Context
BrightDesk runs an AI assistant that drafts replies for customer-support agents using help-center articles, policy docs, and recent ticket history. Leadership wants to reduce LLM spend materially because usage has grown faster than expected, but support quality cannot regress.
Constraints
- Current volume: 1.2M draft generations/month
- Current average cost: $0.018 per request
- Target: reduce total LLM cost by at least 50%
- p95 latency must stay under 1,800ms
- Hallucination rate must remain below 2.5% on a labeled support set
- Prompt-injection success rate must be below 1% on adversarial tests
- Escalation-to-human rate cannot worsen by more than 1 percentage point after launch
Available Resources
- 80K historical support tickets with agent-written final responses
- 6K help-center and policy documents, already permission-scoped
- Existing baseline: a single large model call with a long prompt containing ticket text, account metadata, and top-10 retrieved docs
- Access to one large model, one mid-tier model, and one small model from an approved provider
- Existing evaluation assets: 800 labeled prompts with rubric scores for correctness, groundedness, tone, and policy compliance
Task
- Propose a cost-reduction plan for the drafting system. Be specific about what changed: prompt compression, retrieval changes, model routing, caching, structured outputs, or a smaller model for some requests.

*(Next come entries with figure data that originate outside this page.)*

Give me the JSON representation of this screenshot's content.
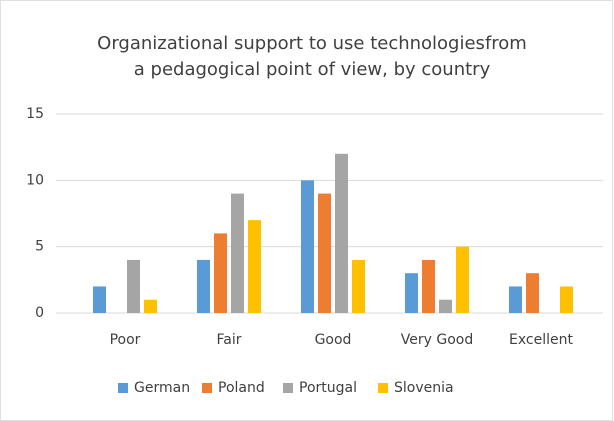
{
  "chart_data": {
    "type": "bar",
    "title": [
      "Organizational support to use technologiesfrom",
      "a pedagogical point of view, by country"
    ],
    "categories": [
      "Poor",
      "Fair",
      "Good",
      "Very Good",
      "Excellent"
    ],
    "series": [
      {
        "name": "German",
        "color": "#5b9bd5",
        "values": [
          2,
          4,
          10,
          3,
          2
        ]
      },
      {
        "name": "Poland",
        "color": "#ed7d31",
        "values": [
          0,
          6,
          9,
          4,
          3
        ]
      },
      {
        "name": "Portugal",
        "color": "#a5a5a5",
        "values": [
          4,
          9,
          12,
          1,
          0
        ]
      },
      {
        "name": "Slovenia",
        "color": "#ffc000",
        "values": [
          1,
          7,
          4,
          5,
          2
        ]
      }
    ],
    "ylim": [
      0,
      15
    ],
    "yticks": [
      0,
      5,
      10,
      15
    ],
    "grid": true,
    "legend": "bottom"
  }
}
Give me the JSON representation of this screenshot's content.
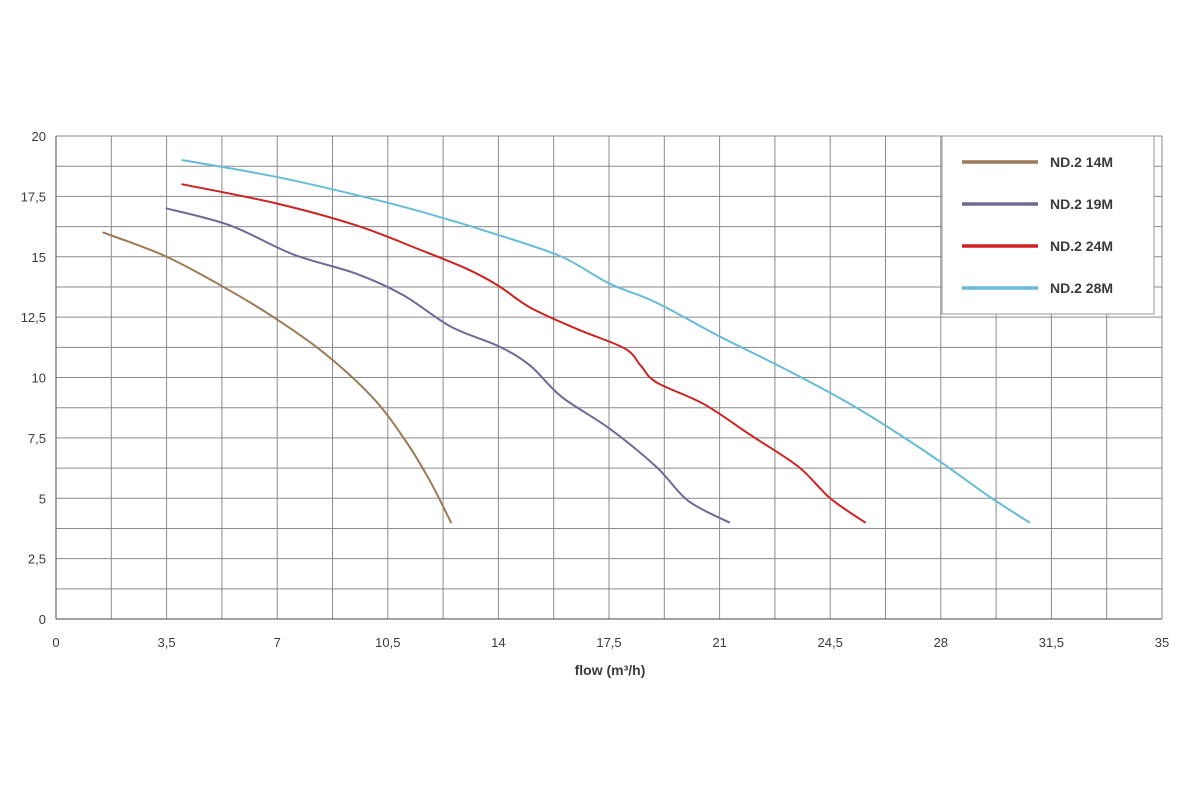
{
  "chart_data": {
    "type": "line",
    "title": "",
    "xlabel": "flow (m³/h)",
    "ylabel": "",
    "xlim": [
      0,
      35
    ],
    "ylim": [
      0,
      20
    ],
    "x_ticks": [
      0,
      3.5,
      7,
      10.5,
      14,
      17.5,
      21,
      24.5,
      28,
      31.5,
      35
    ],
    "x_tick_labels": [
      "0",
      "3,5",
      "7",
      "10,5",
      "14",
      "17,5",
      "21",
      "24,5",
      "28",
      "31,5",
      "35"
    ],
    "y_ticks": [
      0,
      2.5,
      5,
      7.5,
      10,
      12.5,
      15,
      17.5,
      20
    ],
    "y_tick_labels": [
      "0",
      "2,5",
      "5",
      "7,5",
      "10",
      "12,5",
      "15",
      "17,5",
      "20"
    ],
    "grid": true,
    "legend_position": "top-right",
    "series": [
      {
        "name": "ND.2 14M",
        "color": "#9c7a55",
        "points": [
          [
            1.5,
            16
          ],
          [
            3.5,
            15
          ],
          [
            5.5,
            13.6
          ],
          [
            7,
            12.4
          ],
          [
            8.5,
            11
          ],
          [
            10,
            9.2
          ],
          [
            11,
            7.5
          ],
          [
            11.8,
            5.8
          ],
          [
            12.5,
            4
          ]
        ]
      },
      {
        "name": "ND.2 19M",
        "color": "#6e6a96",
        "points": [
          [
            3.5,
            17
          ],
          [
            5.5,
            16.3
          ],
          [
            7.5,
            15.1
          ],
          [
            9.5,
            14.3
          ],
          [
            11,
            13.4
          ],
          [
            12.5,
            12.1
          ],
          [
            14,
            11.3
          ],
          [
            15,
            10.5
          ],
          [
            16,
            9.2
          ],
          [
            17.5,
            7.9
          ],
          [
            19,
            6.3
          ],
          [
            20,
            4.9
          ],
          [
            21.3,
            4
          ]
        ]
      },
      {
        "name": "ND.2 24M",
        "color": "#cc2222",
        "points": [
          [
            4,
            18
          ],
          [
            7,
            17.2
          ],
          [
            9.5,
            16.3
          ],
          [
            11.5,
            15.3
          ],
          [
            13,
            14.5
          ],
          [
            14,
            13.8
          ],
          [
            15,
            12.9
          ],
          [
            16.5,
            12
          ],
          [
            18,
            11.2
          ],
          [
            18.5,
            10.5
          ],
          [
            19,
            9.8
          ],
          [
            20.5,
            8.9
          ],
          [
            22,
            7.6
          ],
          [
            23.5,
            6.3
          ],
          [
            24.5,
            5
          ],
          [
            25.6,
            4
          ]
        ]
      },
      {
        "name": "ND.2 28M",
        "color": "#66bcd6",
        "points": [
          [
            4,
            19
          ],
          [
            7,
            18.3
          ],
          [
            10,
            17.4
          ],
          [
            12,
            16.7
          ],
          [
            14,
            15.9
          ],
          [
            16,
            15
          ],
          [
            17.5,
            13.9
          ],
          [
            19,
            13.1
          ],
          [
            21,
            11.7
          ],
          [
            23,
            10.4
          ],
          [
            25,
            9
          ],
          [
            26.5,
            7.8
          ],
          [
            28,
            6.5
          ],
          [
            29.5,
            5.1
          ],
          [
            30.8,
            4
          ]
        ]
      }
    ]
  }
}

- Define an evaluation-first rollout plan. Specify offline and online metrics, acceptance thresholds, and how you would prove quality was not harmed.
- Design the prompt and serving architecture, including how you keep hallucination and prompt injection risk low while shrinking token usage.
- Estimate cost and latency before vs. after your changes, including assumptions about token counts, routing percentages, and monthly volume.
- Identify the main failure modes of your optimization plan and how you would detect and mitigate them in production.